Ama benim asıl üzerinde durduğum nokta -biraz önce Ziraat Bankası Genel Müdürüne de sordum- şimdi bir kamu bankası ve bu kamu bankası reklamlar veriyor, ilanlar veriyor, bu ilanlara baktığınız zaman "Toplam harcama bakiyesi üç aylık dönemler itibarıyla bağımsız denetim raporlarında açıklanıyor." deniliyor fakat ben büyük meblağlı kredilerde iktidar tarafından kayılan şirketleri kayıran Halk Bankasının gazete ve televizyonları da ilan ve reklam verirken kayırdığını görüyorum. Bunu çok açık ve net görüyorum çünkü ben gazeteciyim ve izlediğim televizyonlarda Halk Bankasının reklamına rastlayamıyorum. Televizyon olarak baktığımızda, işte, FOX TV, KRT, Halk TV, Tele1, Sözcü TV, Flash Haber TV, Habertürk, TGRT, TV5 gibi televizyonlarda Halk Bankasının reklamını görmüyorum; Cumhuriyet'te zaten olmaz, Sözcü'de olmaz, BirGün'de olmaz, Evrensel'de olmaz, Karar'da olmaz, Yeniçağ'da olmaz yani siz muhalefet olarak gördüğünüz televizyonlara ve gazetelere tirajları ne kadar yüksek olursa olsun reklam vermiyorsunuz, izlenme oranı ne kadar yüksek olursa olsun, ratingi ne kadar yüksek olursa olsun reklam vermiyorsunuz ama şimdi Halk Bankası halka mal olması gereken bir banka. "Sosyal demokrat veya sol düşüncede olan insanlarının izlediği kanallara, okuduğu gazetelere ben reklam vermiyorum." derseniz benim gibi sosyal demokrat bir insan mudi olma noktasında değerlendirmeye tabi tutmak durumunda kalıyor şimdi. Şimdi, milletvekilliği sırasından Halk Bankasından yararlandığımı söyledim başta ama şimdi ben bir vatandaş olarak düşünüyorum, ben niye bu bankanın müşterisiyim diyorum çünkü bu banka benim düşüncelerime saygı duymuyor, banka benim düşüncelerime saygı duyan yayınlara da saygı duymuyor, televizyonlara da saygı duymuyor, gazetelere de saygı duymuyor. Dolayısıyla taraf olmuş banka. E, banka taraf olunca benim de bu bankanın içinde ne işim var diyesim geliyor. Ya, sonuçta ben de değerlendirmeye tabi tutuyorum.
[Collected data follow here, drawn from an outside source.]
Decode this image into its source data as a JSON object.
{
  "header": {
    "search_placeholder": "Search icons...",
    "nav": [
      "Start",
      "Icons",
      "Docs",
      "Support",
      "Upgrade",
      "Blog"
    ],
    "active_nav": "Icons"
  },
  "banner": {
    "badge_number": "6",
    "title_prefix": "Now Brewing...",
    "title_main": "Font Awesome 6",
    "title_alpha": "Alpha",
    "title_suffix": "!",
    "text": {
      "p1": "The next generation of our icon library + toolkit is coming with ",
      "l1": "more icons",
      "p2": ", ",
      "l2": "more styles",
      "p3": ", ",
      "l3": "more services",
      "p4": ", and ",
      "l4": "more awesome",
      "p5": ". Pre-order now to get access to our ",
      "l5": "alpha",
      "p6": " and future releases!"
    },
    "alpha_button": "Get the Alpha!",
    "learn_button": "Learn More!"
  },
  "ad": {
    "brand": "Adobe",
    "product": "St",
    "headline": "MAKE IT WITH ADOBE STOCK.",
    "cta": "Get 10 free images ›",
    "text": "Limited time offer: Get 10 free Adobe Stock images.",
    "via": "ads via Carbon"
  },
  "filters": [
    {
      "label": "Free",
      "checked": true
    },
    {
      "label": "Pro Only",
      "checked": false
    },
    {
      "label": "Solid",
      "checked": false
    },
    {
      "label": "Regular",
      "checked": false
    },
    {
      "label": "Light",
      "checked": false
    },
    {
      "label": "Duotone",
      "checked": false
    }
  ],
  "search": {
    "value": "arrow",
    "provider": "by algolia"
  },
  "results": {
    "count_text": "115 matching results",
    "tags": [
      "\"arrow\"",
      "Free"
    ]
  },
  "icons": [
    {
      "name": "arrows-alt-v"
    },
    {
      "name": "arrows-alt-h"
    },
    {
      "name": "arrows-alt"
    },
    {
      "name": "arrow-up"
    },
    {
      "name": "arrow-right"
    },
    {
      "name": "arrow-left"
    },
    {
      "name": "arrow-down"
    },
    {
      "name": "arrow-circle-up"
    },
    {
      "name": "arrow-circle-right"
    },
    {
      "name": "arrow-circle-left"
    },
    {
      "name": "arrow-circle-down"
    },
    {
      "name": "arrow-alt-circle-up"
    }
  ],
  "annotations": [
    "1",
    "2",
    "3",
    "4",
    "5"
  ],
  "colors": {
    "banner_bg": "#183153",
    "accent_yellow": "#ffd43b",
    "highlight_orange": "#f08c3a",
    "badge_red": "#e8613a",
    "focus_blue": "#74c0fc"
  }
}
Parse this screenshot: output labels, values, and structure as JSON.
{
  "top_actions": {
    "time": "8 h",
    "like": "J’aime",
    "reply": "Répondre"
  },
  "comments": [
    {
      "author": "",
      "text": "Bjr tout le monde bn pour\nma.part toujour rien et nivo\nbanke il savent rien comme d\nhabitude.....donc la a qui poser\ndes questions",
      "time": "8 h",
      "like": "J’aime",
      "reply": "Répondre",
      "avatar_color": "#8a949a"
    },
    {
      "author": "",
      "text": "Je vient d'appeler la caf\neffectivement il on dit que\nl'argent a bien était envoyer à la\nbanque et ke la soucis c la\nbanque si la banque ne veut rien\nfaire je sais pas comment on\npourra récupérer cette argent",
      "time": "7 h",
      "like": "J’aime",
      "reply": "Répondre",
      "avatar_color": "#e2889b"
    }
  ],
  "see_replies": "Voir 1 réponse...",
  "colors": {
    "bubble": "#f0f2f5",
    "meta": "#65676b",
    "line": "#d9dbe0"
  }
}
Eğer bu tutum devam ederse herhâlde Halk Bankasından hesabımı, maaşımı çekip başka bir bankaya taşınacağım gibi geliyor. İnşallah, bizim iktidarımızda ratinglere bakılarak ilanlar, reklamlar verilir, kayırmacılık açısından verilmez diye düşünüyorum. Ayrıca, bu, bankacılık sırrı değil Sayın Genel Müdür yani kime ne kadar reklam verdiğiniz, kime ne kadar ilan verdiğiniz sır olamaz çünkü biz görüyoruz yani orada o televizyonların kayrıldığını. Ne kadar miktar verildiğini, onu da öğrenmek istiyoruz.

Benim sizden dileğim ve ricam şudur: Halk Bankasını gerçekten halkın bankası yapmak ve bizim gibi sol düşüncede olan, sosyal demokrat düşüncede olan insanları banka müşterisi olmaktan kaçırmamanız lazım; çok açık söylüyorum. Bu konuda da görüşlerimi çok açık ve net yüzünüze karşı söyledim. İnşallah, dediklerimin sonuçlarını ileriki günlerde, birkaç ay içerisinde, iki ay içerisinde sizden görürüm, görmezsem de üzülürüm, iki ay daha beklerim, Halk Bankası emin ellere geçer ve tarafsız bir bankacılık yapar, kayırıcı bir bankacılık yapmaktan çıkar, belki o zaman tekrar Halk Bankası müşterisi olarak devam ederim.

Teşekkür ederim.

TAMER DAĞLI (Adana) - Gayet emin ellerde; Atila ağabey, gayet emin ellerde.

ATİLA SERTEL (İzmir) - Söylediğim açıdan emin ellerde değil.